Structured text extraction framework for digital and scanned PDFs with inline formatting preservation

These details have not been verified by PyPI

Project links

Project description

Paradox

Structured text extraction framework for digital and scanned PDFs with inline formatting preservation.

Paradox is a dual-pipeline framework that extracts semantically typed, hierarchically structured content from PDF documents. It detects whether each page is digital or scanned and routes it to the optimal extraction strategy, producing a single unified JSON output regardless of source quality.

Key Features

Dual pipeline: heuristic (digital PDFs) + vision (scanned/photographed), routed per page
68+ element types: headings, paragraphs, tables, lists, amendments, signatures, metadata, and more
6 inline marks: bold, italic, ++underline++, ~~strikethrough~~, ^superscript^, monospace
Table extraction with merged cell detection (colspan/rowspan) via vector analysis and OpenCV
Hierarchical JSON output with traceable page refs (pX,lY):(pX,lY)
Ensemble table detection: HDBSCAN clustering + Table Transformer + OpenCV, scored and arbitrated
Configurable via 30+ parameters (dataclass + environment variable overrides)

Install

pip install -r requirements.txt

Usage

python scripts/convert.py document.pdf

That's it. Output goes to output/document.json.

Options

Flag	Description
`-o PATH`	Custom output path (file or directory)
`-w N`	Parallel workers (default: 20)
`--pages 1-5`	Extract specific pages only
`--force-vision`	Force vision pipeline on all pages
`--force-heuristic`	Force heuristic pipeline on all pages
`--compare PAGE`	Generate visual QA PNGs for table on page
`--no-images`	Skip embedded image extraction
`--compact`	Compact JSON (no indentation)

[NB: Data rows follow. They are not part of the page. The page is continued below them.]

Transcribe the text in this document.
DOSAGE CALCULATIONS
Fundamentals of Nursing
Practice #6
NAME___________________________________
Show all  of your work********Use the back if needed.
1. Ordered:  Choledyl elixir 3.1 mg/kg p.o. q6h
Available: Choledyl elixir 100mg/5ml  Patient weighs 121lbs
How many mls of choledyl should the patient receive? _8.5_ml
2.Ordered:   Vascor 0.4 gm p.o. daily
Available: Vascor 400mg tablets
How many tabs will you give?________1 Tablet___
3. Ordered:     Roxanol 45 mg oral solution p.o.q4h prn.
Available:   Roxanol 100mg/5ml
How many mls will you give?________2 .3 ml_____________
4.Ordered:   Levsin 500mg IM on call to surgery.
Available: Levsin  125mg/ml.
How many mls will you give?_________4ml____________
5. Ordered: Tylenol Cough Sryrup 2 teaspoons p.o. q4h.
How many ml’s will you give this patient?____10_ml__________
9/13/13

python scripts/convert.py contract.pdf -o result.json     # Custom output
python scripts/convert.py docs/ -o extracted/ -w 8        # Batch folder, 8 workers
python scripts/convert.py scan.pdf --force-vision         # Force OCR pipeline
python scripts/convert.py contract.pdf --compare all      # Visual QA for all tables

How It Works

Pipeline Overview

Digital Pipeline — Real Example

Digital Pipeline Example

Extracted output (abbreviated):

{
  "elements": [
    {"type": "TITLE", "marks": ["BOLD"], "text": "**Annual Report — Q4 2025**"},
    {"type": "PARAGRAPH", "text": "Revenue increased by **12.3%**...driven by *international expansion*..."},
    {"type": "H1", "marks": ["BOLD"], "text": "**1. Financial Summary**",
      "children": [
        {"type": "TABLE", "shape": [5, 4], "cells": [
          {"p": [0,0], "t": "Category"}, {"p": [0,1], "t": "Q3 2025"}, ...
        ]}
      ]},
    {"type": "H1", "marks": ["BOLD"], "text": "**2. Notes**",
      "children": [
        {"type": "PARAGRAPH", "text": "All figures reported in USD. See *Appendix A*."}
      ]}
  ]
}

Vision Pipeline — Real Example

Vision Pipeline Example

The key insight: digital PDFs contain rich font metadata (bold flags, font names, vector drawings) that enable near-perfect extraction. Scanned PDFs have none of this -- they are just images. Rather than forcing one approach on both, Paradox routes each page independently to the optimal pipeline, then produces an identical output format. A single document can have digital contract pages interleaved with scanned signed exhibits, and every page gets the best available extraction.

Digital Path (Heuristic)

The heuristic pipeline leverages PyMuPDF to extract text spans with full font metadata. Each span carries flags for bold, italic, superscript, and monospace. Underline and strikethrough are detected geometrically by finding horizontal vector lines drawn across text baselines -- this is necessary because most PDF producers draw these as separate line objects rather than setting a font flag.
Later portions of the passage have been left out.